2. Consumer spending inched lower for the second consecutive month in Sep, as PoS transactions fell by a sharp 6.9% month-on-month. In yoy terms, NFA fell for 10th month running. Deposit growth in Saudi Arabia averaged 8.8% in Jan-Sep; credit growth outpaced deposit growth for the 20th straight month in Sep.

3. Saudi budget deficit widened in Q3 2025 as oil revenues plunged; fiscal deficit more than tripled to SAR 181.8bn in Q1-Q3 2025 from a year ago.

  • Saudi fiscal deficit widened to SAR 88.5bn in Q3 2025 (Q3 2024: SAR 30.2bn), bringing the total deficit this year to SAR 181.8bn from SAR 58.0bn in Q1-Q3 2024.
  • Overall revenues fell by 12.7% yoy to SAR 269.9bn in Q3, with oil revenues down by 21.0% (to SAR 150.8bn) given subdued oil prices. Oil revenues accounted for 55.9% of total income in Q3. Non-oil revenues grew by 0.6% in Q3, with taxes accounting for 75.4% of non-oil revenues. Broadening of tax base via the recent White Land Tax hike (to 10% from 2.5% of property value) and VAT amendments will raise tax revenues.
  • Overall expenditures rose by 5.6% yoy to SAR 358.4bn in Q3, with capex up by 3.7% yoy and 25.1% qoq to SAR 49.9bn. Compensation of employees, which accounted for 45.3% of total spending gained 3.6% yoy and 2.3% qoq to SAR 143.6bn.
  • For the period Q1-Q3, oil revenues fell by 22.8% leading to a 12.7% drop in total revenues; non-oil revenues grew by 3.3% to SAR 382.7bn (46% of total revenues). Expenditure ticked up by 0.3% to SAR 1.017trn in Q1-Q3, with compensation the largest component (42.3% of total) and capex down by 20.3% to SAR 117.6bn.
  • Public debt jumped to SAR 1.467trn till Q3 of which 63.4% was domestic debt. 

4. Resurgent Saudi oil exports failed to provide the push for exports in Aug; trade deficit widened

  • Saudi Arabia’s overall exports fell by 3.5% mom to SAR 99.1bn despite the increase in oil exports (1.7% mom and 7.0% yoy to SAR 69.8bn). Share of oil exports to overall exports rose to 70.5% (Aug: 66.8%).

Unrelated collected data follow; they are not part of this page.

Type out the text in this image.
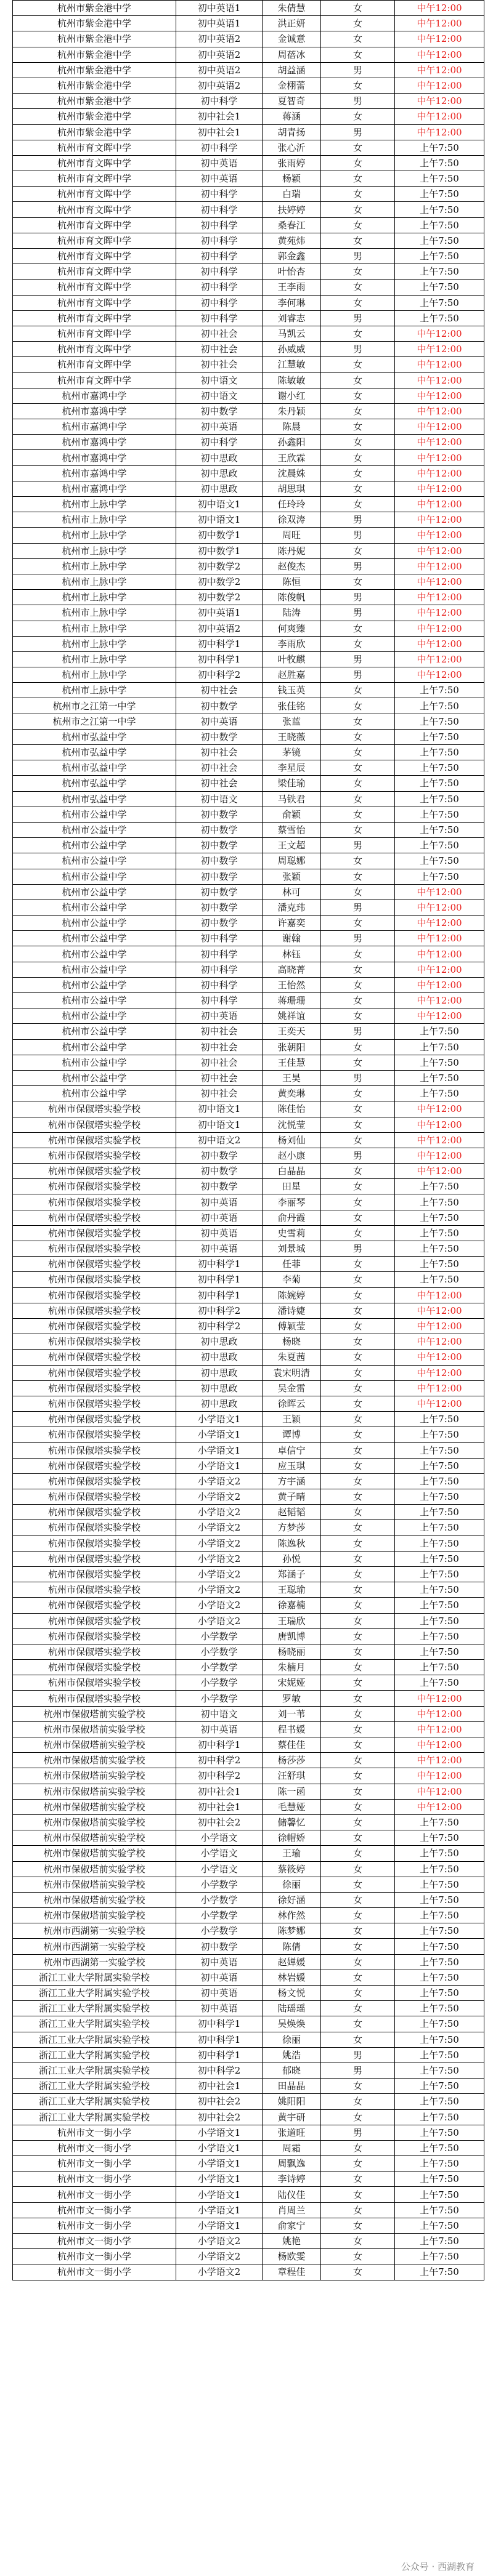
杭州市紫金港中学	初中英语1	朱倩慧	女	中午12:00
杭州市紫金港中学	初中英语1	洪正妍	女	中午12:00
杭州市紫金港中学	初中英语2	金诚意	女	中午12:00
杭州市紫金港中学	初中英语2	周蓓冰	女	中午12:00
杭州市紫金港中学	初中英语2	胡益涵	男	中午12:00
杭州市紫金港中学	初中英语2	金栩蕾	女	中午12:00
杭州市紫金港中学	初中科学	夏智奇	男	中午12:00
杭州市紫金港中学	初中社会1	蒋涵	女	中午12:00
杭州市紫金港中学	初中社会1	胡青扬	男	中午12:00
杭州市育文晖中学	初中科学	张心沂	女	上午7:50
杭州市育文晖中学	初中英语	张雨婷	女	上午7:50
杭州市育文晖中学	初中英语	杨颖	女	上午7:50
杭州市育文晖中学	初中科学	白瑞	女	上午7:50
杭州市育文晖中学	初中科学	扶婷婷	女	上午7:50
杭州市育文晖中学	初中科学	桑春江	女	上午7:50
杭州市育文晖中学	初中科学	黄苑炜	女	上午7:50
杭州市育文晖中学	初中科学	郭金鑫	男	上午7:50
杭州市育文晖中学	初中科学	叶怡杏	女	上午7:50
杭州市育文晖中学	初中科学	王李雨	女	上午7:50
杭州市育文晖中学	初中科学	李何琳	女	上午7:50
杭州市育文晖中学	初中科学	刘睿志	男	上午7:50
杭州市育文晖中学	初中社会	马凯云	女	中午12:00
杭州市育文晖中学	初中社会	孙威威	男	中午12:00
杭州市育文晖中学	初中社会	江慧敏	女	中午12:00
杭州市育文晖中学	初中语文	陈敏敏	女	中午12:00
杭州市嘉鸿中学	初中语文	谢小红	女	中午12:00
杭州市嘉鸿中学	初中数学	朱丹颖	女	中午12:00
杭州市嘉鸿中学	初中英语	陈晨	女	中午12:00
杭州市嘉鸿中学	初中科学	孙鑫阳	女	中午12:00
杭州市嘉鸿中学	初中思政	王欣霖	女	中午12:00
杭州市嘉鸿中学	初中思政	沈晨姝	女	中午12:00
杭州市嘉鸿中学	初中思政	胡思琪	女	中午12:00
杭州市上脉中学	初中语文1	任玲玲	女	中午12:00
杭州市上脉中学	初中语文1	徐双涛	男	中午12:00
杭州市上脉中学	初中数学1	周旺	男	中午12:00
杭州市上脉中学	初中数学1	陈丹妮	女	中午12:00
杭州市上脉中学	初中数学2	赵俊杰	男	中午12:00
杭州市上脉中学	初中数学2	陈恒	女	中午12:00
杭州市上脉中学	初中数学2	陈俊帆	男	中午12:00
杭州市上脉中学	初中英语1	陆涛	男	中午12:00
杭州市上脉中学	初中英语2	何爽臻	女	中午12:00
杭州市上脉中学	初中科学1	李雨欣	女	中午12:00
杭州市上脉中学	初中科学1	叶牧麒	男	中午12:00
杭州市上脉中学	初中科学2	赵胜嘉	男	中午12:00
杭州市上脉中学	初中社会	钱玉英	女	上午7:50
杭州市之江第一中学	初中数学	张佳铭	女	上午7:50
杭州市之江第一中学	初中英语	张蓝	女	上午7:50
杭州市弘益中学	初中数学	王晓薇	女	上午7:50
杭州市弘益中学	初中社会	茅镜	女	上午7:50
杭州市弘益中学	初中社会	李星辰	女	上午7:50
杭州市弘益中学	初中社会	梁佳瑜	女	上午7:50
杭州市弘益中学	初中语文	马铁君	女	上午7:50
杭州市公益中学	初中数学	俞颖	女	上午7:50
杭州市公益中学	初中数学	蔡雪怡	女	上午7:50
杭州市公益中学	初中数学	王文超	男	上午7:50
杭州市公益中学	初中数学	周聪娜	女	上午7:50
杭州市公益中学	初中数学	张颖	女	上午7:50
杭州市公益中学	初中数学	林可	女	中午12:00
杭州市公益中学	初中数学	潘克玮	男	中午12:00
杭州市公益中学	初中数学	许嘉奕	女	中午12:00
杭州市公益中学	初中科学	谢翰	男	中午12:00
杭州市公益中学	初中科学	林钰	女	中午12:00
杭州市公益中学	初中科学	高晓菁	女	中午12:00
杭州市公益中学	初中科学	王怡然	女	中午12:00
杭州市公益中学	初中科学	蒋珊珊	女	中午12:00
杭州市公益中学	初中英语	姚祥谊	女	中午12:00
杭州市公益中学	初中社会	王奕天	男	上午7:50
杭州市公益中学	初中社会	张朝阳	女	上午7:50
杭州市公益中学	初中社会	王佳慧	女	上午7:50
杭州市公益中学	初中社会	王昊	男	上午7:50
杭州市公益中学	初中社会	黄奕琳	女	上午7:50
杭州市保俶塔实验学校	初中语文1	陈佳怡	女	中午12:00
杭州市保俶塔实验学校	初中语文1	沈悦莹	女	中午12:00
杭州市保俶塔实验学校	初中语文2	杨刘仙	女	中午12:00
杭州市保俶塔实验学校	初中数学	赵小康	男	中午12:00
杭州市保俶塔实验学校	初中数学	白晶晶	女	中午12:00
杭州市保俶塔实验学校	初中数学	田星	女	上午7:50
杭州市保俶塔实验学校	初中英语	李丽琴	女	上午7:50
杭州市保俶塔实验学校	初中英语	俞丹霞	女	上午7:50
杭州市保俶塔实验学校	初中英语	史雪莉	女	上午7:50
杭州市保俶塔实验学校	初中英语	刘景城	男	上午7:50
杭州市保俶塔实验学校	初中科学1	任菲	女	上午7:50
杭州市保俶塔实验学校	初中科学1	李菊	女	上午7:50
杭州市保俶塔实验学校	初中科学1	陈婉婷	女	中午12:00
杭州市保俶塔实验学校	初中科学2	潘诗婕	女	中午12:00
杭州市保俶塔实验学校	初中科学2	傅颖莹	女	中午12:00
杭州市保俶塔实验学校	初中思政	杨晓	女	中午12:00
杭州市保俶塔实验学校	初中思政	朱夏茜	女	中午12:00
杭州市保俶塔实验学校	初中思政	袁宋明清	女	中午12:00
杭州市保俶塔实验学校	初中思政	吴金雷	女	中午12:00
杭州市保俶塔实验学校	初中思政	徐晖云	女	中午12:00
杭州市保俶塔实验学校	小学语文1	王颖	女	上午7:50
杭州市保俶塔实验学校	小学语文1	谭博	女	上午7:50
杭州市保俶塔实验学校	小学语文1	卓信宁	女	上午7:50
杭州市保俶塔实验学校	小学语文1	应玉琪	女	上午7:50
杭州市保俶塔实验学校	小学语文2	方宇涵	女	上午7:50
杭州市保俶塔实验学校	小学语文2	黄子晴	女	上午7:50
杭州市保俶塔实验学校	小学语文2	赵韬韬	女	上午7:50
杭州市保俶塔实验学校	小学语文2	方梦莎	女	上午7:50
杭州市保俶塔实验学校	小学语文2	陈逸秋	女	上午7:50
杭州市保俶塔实验学校	小学语文2	孙悦	女	上午7:50
杭州市保俶塔实验学校	小学语文2	郑涵子	女	上午7:50
杭州市保俶塔实验学校	小学语文2	王聪瑜	女	上午7:50
杭州市保俶塔实验学校	小学语文2	徐嘉楠	女	上午7:50
杭州市保俶塔实验学校	小学语文2	王瑞欣	女	上午7:50
杭州市保俶塔实验学校	小学数学	唐凯博	女	上午7:50
杭州市保俶塔实验学校	小学数学	杨晓丽	女	上午7:50
杭州市保俶塔实验学校	小学数学	朱楠月	女	上午7:50
杭州市保俶塔实验学校	小学数学	宋妮娅	女	上午7:50
杭州市保俶塔实验学校	小学数学	罗敏	女	中午12:00
杭州市保俶塔前实验学校	初中语文	刘一苇	女	中午12:00
杭州市保俶塔前实验学校	初中英语	程书媛	女	中午12:00
杭州市保俶塔前实验学校	初中科学1	蔡佳佳	女	中午12:00
杭州市保俶塔前实验学校	初中科学2	杨莎莎	女	中午12:00
杭州市保俶塔前实验学校	初中科学2	汪舒琪	女	中午12:00
杭州市保俶塔前实验学校	初中社会1	陈一函	女	中午12:00
杭州市保俶塔前实验学校	初中社会1	毛慧娅	女	中午12:00
杭州市保俶塔前实验学校	初中社会2	储馨忆	女	上午7:50
杭州市保俶塔前实验学校	小学语文	徐帽娇	女	上午7:50
杭州市保俶塔前实验学校	小学语文	王瑜	女	上午7:50
杭州市保俶塔前实验学校	小学语文	蔡筱婷	女	上午7:50
杭州市保俶塔前实验学校	小学数学	徐丽	女	上午7:50
杭州市保俶塔前实验学校	小学数学	徐好涵	女	上午7:50
杭州市保俶塔前实验学校	小学数学	林作然	女	上午7:50
杭州市西湖第一实验学校	小学数学	陈梦娜	女	上午7:50
杭州市西湖第一实验学校	初中数学	陈倩	女	上午7:50
杭州市西湖第一实验学校	初中英语	赵婵媛	女	上午7:50
浙江工业大学附属实验学校	初中英语	林岩媛	女	上午7:50
浙江工业大学附属实验学校	初中英语	杨文悦	女	上午7:50
浙江工业大学附属实验学校	初中英语	陆瑶瑶	女	上午7:50
浙江工业大学附属实验学校	初中科学1	吴焕焕	女	上午7:50
浙江工业大学附属实验学校	初中科学1	徐丽	女	上午7:50
浙江工业大学附属实验学校	初中科学1	姚浩	男	上午7:50
浙江工业大学附属实验学校	初中科学2	郁晓	男	上午7:50
浙江工业大学附属实验学校	初中社会1	田晶晶	女	上午7:50
浙江工业大学附属实验学校	初中社会2	姚阳阳	女	上午7:50
浙江工业大学附属实验学校	初中社会2	黄宇研	女	上午7:50
杭州市文一街小学	小学语文1	张道旺	男	上午7:50
杭州市文一街小学	小学语文1	周霜	女	上午7:50
杭州市文一街小学	小学语文1	周飘逸	女	上午7:50
杭州市文一街小学	小学语文1	李诗婷	女	上午7:50
杭州市文一街小学	小学语文1	陆仪佳	女	上午7:50
杭州市文一街小学	小学语文1	肖周兰	女	上午7:50
杭州市文一街小学	小学语文1	俞家宁	女	上午7:50
杭州市文一街小学	小学语文2	姚艳	女	上午7:50
杭州市文一街小学	小学语文2	杨欧雯	女	上午7:50
杭州市文一街小学	小学语文2	章程佳	女	上午7:50
公众号 · 西湖教育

  • Non-oil exports (including re-exports) grew by 5% yoy to SAR 29.3bn in Aug. A breakdown shows that re-exports and domestic non-oil exports (i.e. excluding re-exports) fell by 22.5% mom and 7.5% mom to SAR 11.4bn and SAR 17.9bn respectively.

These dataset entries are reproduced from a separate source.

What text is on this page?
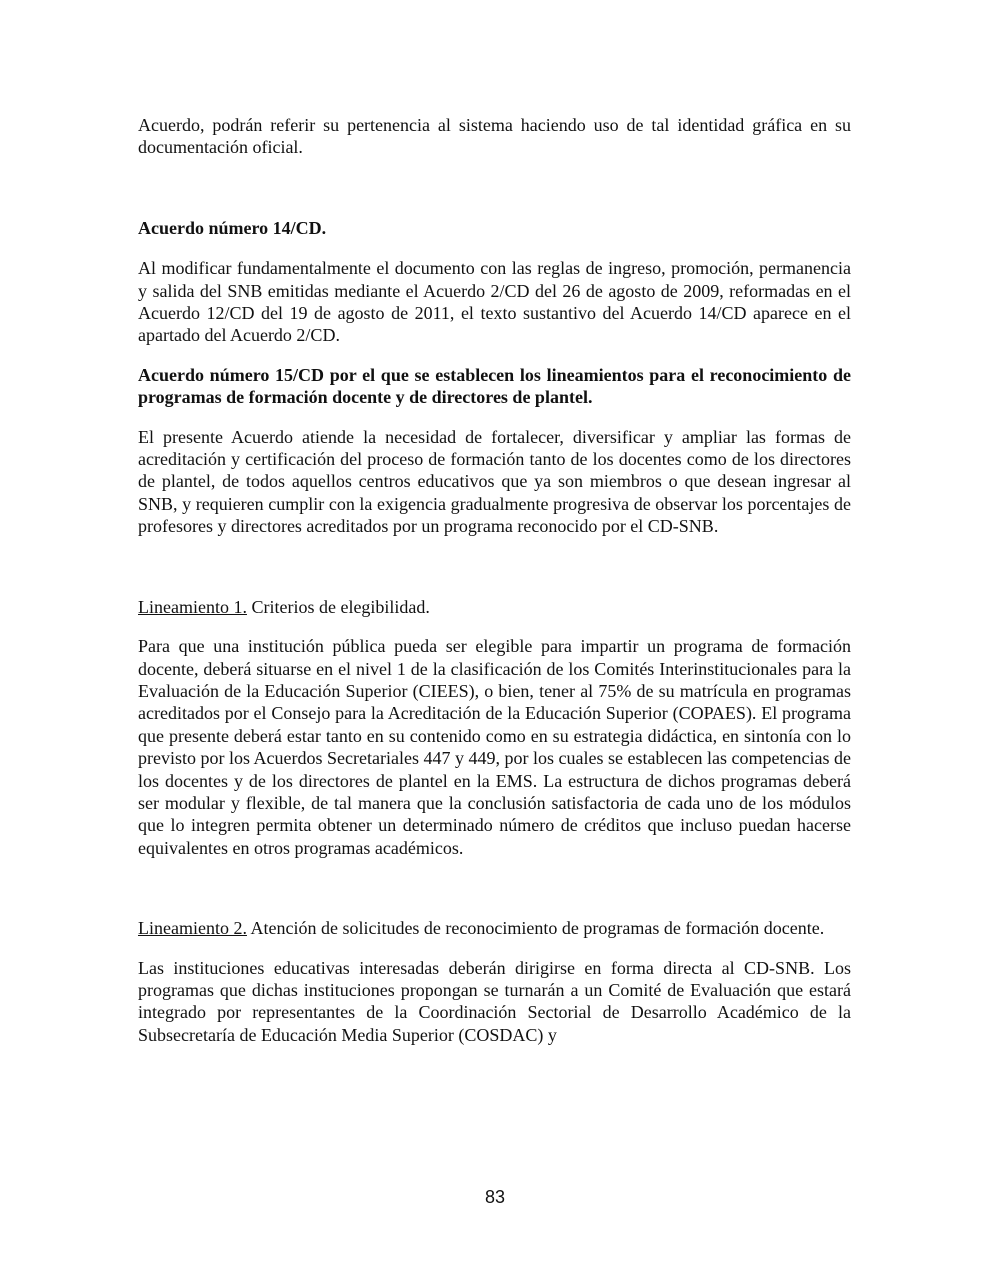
Acuerdo, podrán referir su pertenencia al sistema haciendo uso de tal identidad gráfica en su documentación oficial.

Acuerdo número 14/CD.

Al modificar fundamentalmente el documento con las reglas de ingreso, promoción, permanencia y salida del SNB emitidas mediante el Acuerdo 2/CD del 26 de agosto de 2009, reformadas en el Acuerdo 12/CD del 19 de agosto de 2011, el texto sustantivo del Acuerdo 14/CD aparece en el apartado del Acuerdo 2/CD.

Acuerdo número 15/CD por el que se establecen los lineamientos para el reconocimiento de programas de formación docente y de directores de plantel.

El presente Acuerdo atiende la necesidad de fortalecer, diversificar y ampliar las formas de acreditación y certificación del proceso de formación tanto de los docentes como de los directores de plantel, de todos aquellos centros educativos que ya son miembros o que desean ingresar al SNB, y requieren cumplir con la exigencia gradualmente progresiva de observar los porcentajes de profesores y directores acreditados por un programa reconocido por el CD-SNB.

Lineamiento 1. Criterios de elegibilidad.

Para que una institución pública pueda ser elegible para impartir un programa de formación docente, deberá situarse en el nivel 1 de la clasificación de los Comités Interinstitucionales para la Evaluación de la Educación Superior (CIEES), o bien, tener al 75% de su matrícula en programas acreditados por el Consejo para la Acreditación de la Educación Superior (COPAES). El programa que presente deberá estar tanto en su contenido como en su estrategia didáctica, en sintonía con lo previsto por los Acuerdos Secretariales 447 y 449, por los cuales se establecen las competencias de los docentes y de los directores de plantel en la EMS. La estructura de dichos programas deberá ser modular y flexible, de tal manera que la conclusión satisfactoria de cada uno de los módulos que lo integren permita obtener un determinado número de créditos que incluso puedan hacerse equivalentes en otros programas académicos.

Lineamiento 2. Atención de solicitudes de reconocimiento de programas de formación docente.

Las instituciones educativas interesadas deberán dirigirse en forma directa al CD-SNB. Los programas que dichas instituciones propongan se turnarán a un Comité de Evaluación que estará integrado por representantes de la Coordinación Sectorial de Desarrollo Académico de la Subsecretaría de Educación Media Superior (COSDAC) y

83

  • Imports fell by 9.1% mom to SAR 74.9bn in Aug 2025 (but was up 7.4% yoy). This resulted in a wider trade surplus – SAR 24.2bn vs Ju1’s SAR 20.4bn and Aug 2024’s SAR 23.3bn.

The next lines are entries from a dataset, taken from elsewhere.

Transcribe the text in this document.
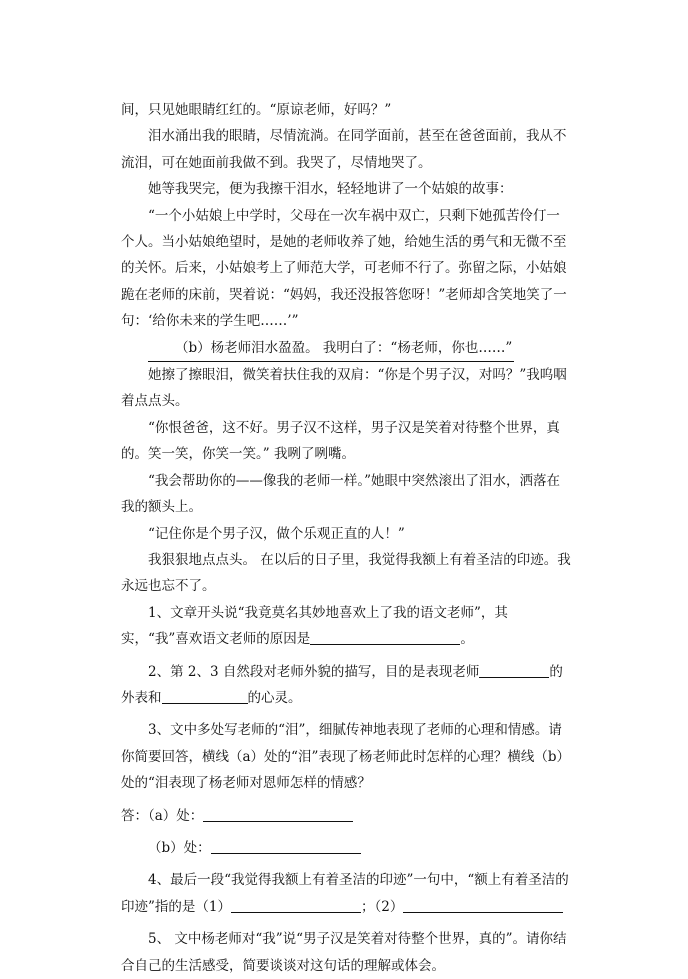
间，只见她眼睛红红的。“原谅老师，好吗？”

泪水涌出我的眼睛，尽情流淌。在同学面前，甚至在爸爸面前，我从不流泪，可在她面前我做不到。我哭了，尽情地哭了。

她等我哭完，便为我擦干泪水，轻轻地讲了一个姑娘的故事：

“一个小姑娘上中学时，父母在一次车祸中双亡，只剩下她孤苦伶仃一个人。当小姑娘绝望时，是她的老师收养了她，给她生活的勇气和无微不至的关怀。后来，小姑娘考上了师范大学，可老师不行了。弥留之际，小姑娘跪在老师的床前，哭着说：“妈妈，我还没报答您呀！”老师却含笑地笑了一句：‘给你未来的学生吧……’”

（b）杨老师泪水盈盈。 我明白了：“杨老师，你也……”

她擦了擦眼泪，微笑着扶住我的双肩：“你是个男子汉，对吗？”我呜咽着点点头。

“你恨爸爸，这不好。男子汉不这样，男子汉是笑着对待整个世界，真的。笑一笑，你笑一笑。” 我咧了咧嘴。

“我会帮助你的——像我的老师一样。”她眼中突然滚出了泪水，洒落在我的额头上。

“记住你是个男子汉，做个乐观正直的人！”

我狠狠地点点头。 在以后的日子里，我觉得我额上有着圣洁的印迹。我永远也忘不了。

1、文章开头说“我竟莫名其妙地喜欢上了我的语文老师”，其实，“我”喜欢语文老师的原因是	。

2、第 2、3 自然段对老师外貌的描写，目的是表现老师	的外表和	的心灵。

3、文中多处写老师的“泪”，细腻传神地表现了老师的心理和情感。请你简要回答，横线（a）处的“泪”表现了杨老师此时怎样的心理？横线（b）处的“泪表现了杨老师对恩师怎样的情感？

答：（a）处：

（b）处：

4、最后一段“我觉得我额上有着圣洁的印迹”一句中，“额上有着圣洁的印迹”指的是（1）	；（2）

5、 文中杨老师对“我”说“男子汉是笑着对待整个世界，真的”。请你结合自己的生活感受，简要谈谈对这句话的理解或体会。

  • Machinery was the largest segment of non-oil exports (26%), followed closely by chemicals & its products (24%) and plastics, rubber and their articles (19%). UAE accounted for one-third of non-oil exports; share of non-oil exports to GCC was 41.6%.
  • Eastern Asia was the largest destination region for exports from Saudi Arabia (33.5%).
  • China was the largest trade partner for KSA in Apr: it received 16.2% of Saudi exports and was source nation for 26.4% of KSA imports.
  • From West Asia region, UAE was the top trade partner: received 11.1% of Saudi’s total exports and the source for 5.4% of Saudi imports.